Tingkat kematangan gonad ikan sampel yang diamati pada praktikum ini yaitu berada padatahap perkembangan I (menurut Kesteven) dan pada pemasakan  (menurut Nikolsky). Hal tersebut ditandai dengan warna gonad ikan sampel yang masih berwarna kuning perak dengan bentuk bulat telur. Nutrisi yang diberikan pada ikan yang sedang mengalami perkembangan pematangan gonad menuju tahap akhir harus diperhatikan secara intensif. Ikan sampel yang diamati kemungkinan berasal dari ikan liar hasil tangkapan yang bukan hasil dari perikanan budidaya. Hal tersebut dapat berpengaruh pada perkembangan gonad ikan karena nutrisi yang diperoleh ikan akan berbeda.
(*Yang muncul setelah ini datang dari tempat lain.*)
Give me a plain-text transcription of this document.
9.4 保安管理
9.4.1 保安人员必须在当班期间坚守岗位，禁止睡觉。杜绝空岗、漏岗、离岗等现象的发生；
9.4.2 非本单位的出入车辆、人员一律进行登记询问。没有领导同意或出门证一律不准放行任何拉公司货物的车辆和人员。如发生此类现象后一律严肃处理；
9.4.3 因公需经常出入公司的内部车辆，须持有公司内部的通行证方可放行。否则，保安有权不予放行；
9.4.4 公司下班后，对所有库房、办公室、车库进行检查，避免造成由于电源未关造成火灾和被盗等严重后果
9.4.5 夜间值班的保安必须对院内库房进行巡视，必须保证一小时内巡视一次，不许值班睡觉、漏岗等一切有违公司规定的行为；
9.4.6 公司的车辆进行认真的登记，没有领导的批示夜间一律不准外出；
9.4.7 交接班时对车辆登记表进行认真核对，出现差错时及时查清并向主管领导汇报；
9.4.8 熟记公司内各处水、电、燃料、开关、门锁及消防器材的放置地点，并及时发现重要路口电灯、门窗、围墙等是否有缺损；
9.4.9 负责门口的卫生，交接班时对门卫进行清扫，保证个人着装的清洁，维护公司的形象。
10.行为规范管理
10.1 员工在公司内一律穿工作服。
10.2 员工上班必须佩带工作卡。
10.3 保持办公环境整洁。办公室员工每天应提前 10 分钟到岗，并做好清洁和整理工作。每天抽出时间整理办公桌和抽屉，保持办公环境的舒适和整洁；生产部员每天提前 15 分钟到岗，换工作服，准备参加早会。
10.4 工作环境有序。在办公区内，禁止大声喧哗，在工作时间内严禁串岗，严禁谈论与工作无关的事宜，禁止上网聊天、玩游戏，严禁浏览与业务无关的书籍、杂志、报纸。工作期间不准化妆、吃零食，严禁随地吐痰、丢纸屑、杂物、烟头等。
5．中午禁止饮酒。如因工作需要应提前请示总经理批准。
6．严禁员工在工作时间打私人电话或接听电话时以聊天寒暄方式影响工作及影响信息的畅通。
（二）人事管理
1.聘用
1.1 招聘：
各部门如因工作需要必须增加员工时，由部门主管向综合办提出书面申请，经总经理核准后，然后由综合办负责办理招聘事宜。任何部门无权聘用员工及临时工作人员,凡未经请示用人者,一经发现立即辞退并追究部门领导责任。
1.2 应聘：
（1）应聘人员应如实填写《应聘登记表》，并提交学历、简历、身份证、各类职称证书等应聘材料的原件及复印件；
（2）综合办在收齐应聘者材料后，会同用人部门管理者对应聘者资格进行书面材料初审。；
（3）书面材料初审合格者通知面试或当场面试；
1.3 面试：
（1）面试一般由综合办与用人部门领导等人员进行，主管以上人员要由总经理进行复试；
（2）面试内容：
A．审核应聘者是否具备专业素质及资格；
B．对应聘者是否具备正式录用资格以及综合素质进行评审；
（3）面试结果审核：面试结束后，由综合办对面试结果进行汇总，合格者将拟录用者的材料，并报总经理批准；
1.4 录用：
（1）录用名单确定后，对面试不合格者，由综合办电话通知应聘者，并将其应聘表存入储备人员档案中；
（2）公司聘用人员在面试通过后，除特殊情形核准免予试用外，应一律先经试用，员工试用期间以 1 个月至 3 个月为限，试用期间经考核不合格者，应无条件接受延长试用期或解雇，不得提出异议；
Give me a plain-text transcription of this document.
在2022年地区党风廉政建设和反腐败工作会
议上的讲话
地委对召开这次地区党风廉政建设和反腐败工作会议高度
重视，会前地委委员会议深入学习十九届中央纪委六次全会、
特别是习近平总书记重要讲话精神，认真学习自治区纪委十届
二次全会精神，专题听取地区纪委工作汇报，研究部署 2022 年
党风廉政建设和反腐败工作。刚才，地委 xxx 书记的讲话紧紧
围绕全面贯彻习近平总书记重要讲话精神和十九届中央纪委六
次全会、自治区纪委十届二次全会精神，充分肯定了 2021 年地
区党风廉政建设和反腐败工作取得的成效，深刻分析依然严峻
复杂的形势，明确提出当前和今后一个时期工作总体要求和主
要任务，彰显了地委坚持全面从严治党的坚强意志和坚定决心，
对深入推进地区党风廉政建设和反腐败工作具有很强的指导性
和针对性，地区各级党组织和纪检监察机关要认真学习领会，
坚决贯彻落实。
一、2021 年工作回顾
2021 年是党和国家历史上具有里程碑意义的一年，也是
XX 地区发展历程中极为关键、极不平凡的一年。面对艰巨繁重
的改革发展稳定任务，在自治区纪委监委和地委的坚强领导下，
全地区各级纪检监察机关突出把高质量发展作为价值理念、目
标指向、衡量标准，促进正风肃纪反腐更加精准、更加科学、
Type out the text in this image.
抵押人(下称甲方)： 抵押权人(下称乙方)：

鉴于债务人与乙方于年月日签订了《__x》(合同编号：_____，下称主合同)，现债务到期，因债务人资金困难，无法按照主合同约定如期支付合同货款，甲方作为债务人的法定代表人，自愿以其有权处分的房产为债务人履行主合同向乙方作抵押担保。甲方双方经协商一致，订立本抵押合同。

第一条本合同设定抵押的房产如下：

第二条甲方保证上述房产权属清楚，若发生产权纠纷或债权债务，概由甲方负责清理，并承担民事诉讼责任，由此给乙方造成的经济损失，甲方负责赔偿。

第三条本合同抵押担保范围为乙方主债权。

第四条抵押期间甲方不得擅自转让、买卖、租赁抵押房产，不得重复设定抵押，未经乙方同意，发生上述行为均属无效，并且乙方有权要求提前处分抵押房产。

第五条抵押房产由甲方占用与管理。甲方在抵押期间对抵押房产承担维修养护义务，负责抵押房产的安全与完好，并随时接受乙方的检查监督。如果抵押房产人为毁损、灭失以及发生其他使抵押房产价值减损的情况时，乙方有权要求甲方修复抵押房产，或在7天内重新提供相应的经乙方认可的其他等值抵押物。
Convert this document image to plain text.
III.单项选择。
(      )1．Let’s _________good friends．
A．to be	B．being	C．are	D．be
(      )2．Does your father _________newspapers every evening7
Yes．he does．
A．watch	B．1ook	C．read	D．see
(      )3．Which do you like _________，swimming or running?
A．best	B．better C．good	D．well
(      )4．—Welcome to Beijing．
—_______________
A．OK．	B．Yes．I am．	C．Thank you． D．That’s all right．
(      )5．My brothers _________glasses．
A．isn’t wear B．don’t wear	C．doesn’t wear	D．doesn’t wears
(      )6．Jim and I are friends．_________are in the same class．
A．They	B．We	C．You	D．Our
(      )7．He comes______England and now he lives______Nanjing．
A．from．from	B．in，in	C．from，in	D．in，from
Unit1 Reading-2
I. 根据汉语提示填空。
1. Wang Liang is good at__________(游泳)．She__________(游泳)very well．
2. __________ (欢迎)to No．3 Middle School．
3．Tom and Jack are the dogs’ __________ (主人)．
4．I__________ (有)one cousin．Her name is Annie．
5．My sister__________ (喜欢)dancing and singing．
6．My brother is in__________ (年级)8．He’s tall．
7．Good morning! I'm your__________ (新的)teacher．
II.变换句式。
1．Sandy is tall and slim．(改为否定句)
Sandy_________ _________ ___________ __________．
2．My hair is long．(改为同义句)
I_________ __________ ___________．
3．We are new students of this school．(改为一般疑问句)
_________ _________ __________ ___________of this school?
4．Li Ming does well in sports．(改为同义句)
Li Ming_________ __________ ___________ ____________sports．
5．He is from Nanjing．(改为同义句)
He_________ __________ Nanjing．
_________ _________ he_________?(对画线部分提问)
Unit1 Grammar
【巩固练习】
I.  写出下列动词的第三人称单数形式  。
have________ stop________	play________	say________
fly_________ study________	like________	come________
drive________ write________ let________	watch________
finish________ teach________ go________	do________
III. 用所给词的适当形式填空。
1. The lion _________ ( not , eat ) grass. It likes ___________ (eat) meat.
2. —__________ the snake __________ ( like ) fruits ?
Ikan yang dibesarkan melalui kegiatan budidaya kemungkinan lebih mendapatkan nutrisi esensial untuk perkembangan gonad dibandingkan dengan ikan liar (Tampubolon, 2008).

KESIMPULAN DAN SARAN

Kesimpulan
1.      Indeks kematangan gonad ikan betok dengan berat tubuh 250 g dan berat gonad 4 g yaitu 1,6 %.
2.      Tingkat kematangan gonad ikan sampel yaitu perkembangan I (Kesteven) dan pemasakan (Nikolsky).

3.      Kecepatan perkembangan gonad dapat dipengaruhi oleh faktor internal dan eksternal ikan.